United States Court of Appeals, Ninth Circuit.
Submitted Dec. 6, 1995.*
Decided Feb. 9, 1996.
NOTICE: Ninth Circuit Rule 36-3 provides that dispositions other than opinions or orders designated for publication are not precedential and should not be cited except when relevant under the doctrines of law of the case, res judicata, or collateral estoppel.
Suraj Kali Prasad and her children, Vikrant and Nilesh Prasad ("petitioners"), ethnic Indian citizens of Fiji, petition for review of the decision by the Board of Immigration Appeals ("Board") upholding the Immigration Judge's ("IJ") denial of their application for asylum and withholding of deportation pursuant to 8 U.S.C. §§ 1158 and 1253. The Board exercised jurisdiction pursuant to 8 C.F.R. §§ 3.1(b)(2) and 242.21. We have jurisdiction over petitioners' timely petition for review pursuant to 8 U.S.C. § 1105a. We conclude that there was substantial evidence from the record as a whole to support the IJ's and, consequently, the Board's, findings that Prasad failed to show a well-founded fear of persecution. Therefore, we deny review.
Under Section 208(a) of the Immigration and Nationality Act, as amended ("INA"), 8 U.S.C. § 1158(a), the Attorney General has discretion to grant asylum if the applicant shows she is a "refugee." A refugee is defined as any person who is unable or unwilling to return to her country of origin because she has experienced either past persecution or has a well-founded fear of persecution, due to her race, religion, nationality, membership in a particular social group, or political opinion. INA § 101(a)(42)(A), 8 U.S.C. § 1101(a)(42)(A).
A well-founded fear of persecution has both objective and subjective components. Estrada-Posadas v. INS, 924 F.2d 916, 918 (9th Cir.1991). The applicant may satisfy the subjective component by providing credible testimony that she genuinely fears persecution. The objective inquiry "requires a showing by credible, direct, and specific evidence of facts supporting a reasonable fear of persecution" on one of the grounds enumerated in the INA. Id. The applicant also must demonstrate that she would be subject to "particularized individual persecution" apart from the general population. See Prasad v. INS, 47 F.3d 336, 340 (9th Cir.1995).

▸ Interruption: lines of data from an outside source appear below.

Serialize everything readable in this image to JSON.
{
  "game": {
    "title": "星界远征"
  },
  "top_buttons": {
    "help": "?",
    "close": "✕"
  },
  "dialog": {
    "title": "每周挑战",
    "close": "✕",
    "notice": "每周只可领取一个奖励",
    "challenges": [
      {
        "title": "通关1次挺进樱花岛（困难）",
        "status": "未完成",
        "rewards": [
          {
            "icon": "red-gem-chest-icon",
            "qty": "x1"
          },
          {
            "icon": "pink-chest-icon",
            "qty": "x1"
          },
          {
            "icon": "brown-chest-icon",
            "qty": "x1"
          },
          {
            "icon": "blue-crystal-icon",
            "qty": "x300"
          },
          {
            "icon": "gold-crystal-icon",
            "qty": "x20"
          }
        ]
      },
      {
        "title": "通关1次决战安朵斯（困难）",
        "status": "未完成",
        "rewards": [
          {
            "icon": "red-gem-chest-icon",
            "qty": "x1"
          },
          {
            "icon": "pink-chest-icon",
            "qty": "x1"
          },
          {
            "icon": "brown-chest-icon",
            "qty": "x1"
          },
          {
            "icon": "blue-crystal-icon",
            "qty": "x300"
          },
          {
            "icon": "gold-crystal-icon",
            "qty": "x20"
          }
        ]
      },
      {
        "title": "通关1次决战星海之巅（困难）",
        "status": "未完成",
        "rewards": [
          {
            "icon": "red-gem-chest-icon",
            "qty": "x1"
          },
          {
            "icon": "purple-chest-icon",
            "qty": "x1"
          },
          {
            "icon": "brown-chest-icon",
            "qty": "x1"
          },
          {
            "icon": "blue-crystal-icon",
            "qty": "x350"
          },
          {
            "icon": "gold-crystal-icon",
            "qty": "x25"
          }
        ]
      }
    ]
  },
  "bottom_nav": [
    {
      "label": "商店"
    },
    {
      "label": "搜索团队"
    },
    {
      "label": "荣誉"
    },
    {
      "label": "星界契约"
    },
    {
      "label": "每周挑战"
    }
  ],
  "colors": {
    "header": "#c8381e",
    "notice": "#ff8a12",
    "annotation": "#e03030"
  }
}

"[P]ersecution involves the infliction of suffering or harm upon those who differ (in race, religion or political opinion) in a way regarded as offensive." Desir v. Ilchert, 840 F.2d 723, 727 (9th Cir.1988) (quoting Kovac v. INS, 407 F.2d 102, 107 (9th Cir.1969)). "Discrimination on the basis of race or religion, as morally reprehensible as it may be, does not ordinarily amount to 'persecution' within the meaning of the [INA]." Ghaly v. INS, 58 F.3d 1425, 1431 (9th Cir.1995); Prasad, 47 F.3d at 339.
To qualify for withholding of deportation, an alien must meet a higher standard and present evidence of a clear probability of persecution. Acewicz v. INS, 984 F.2d 1056, 1062 (9th Cir.1993) (citing INS v. Stevic, 467 U.S. 407, 429-30, 104 S.Ct. 2489, 2501 (1984)). It must be "more likely than not" that the applicant will be persecuted upon deportation. Id. (citing INS v. Cardoza-Fonseca, 480 U.S. 421, 430, 107 S.Ct. 1207, 1212 (1987)).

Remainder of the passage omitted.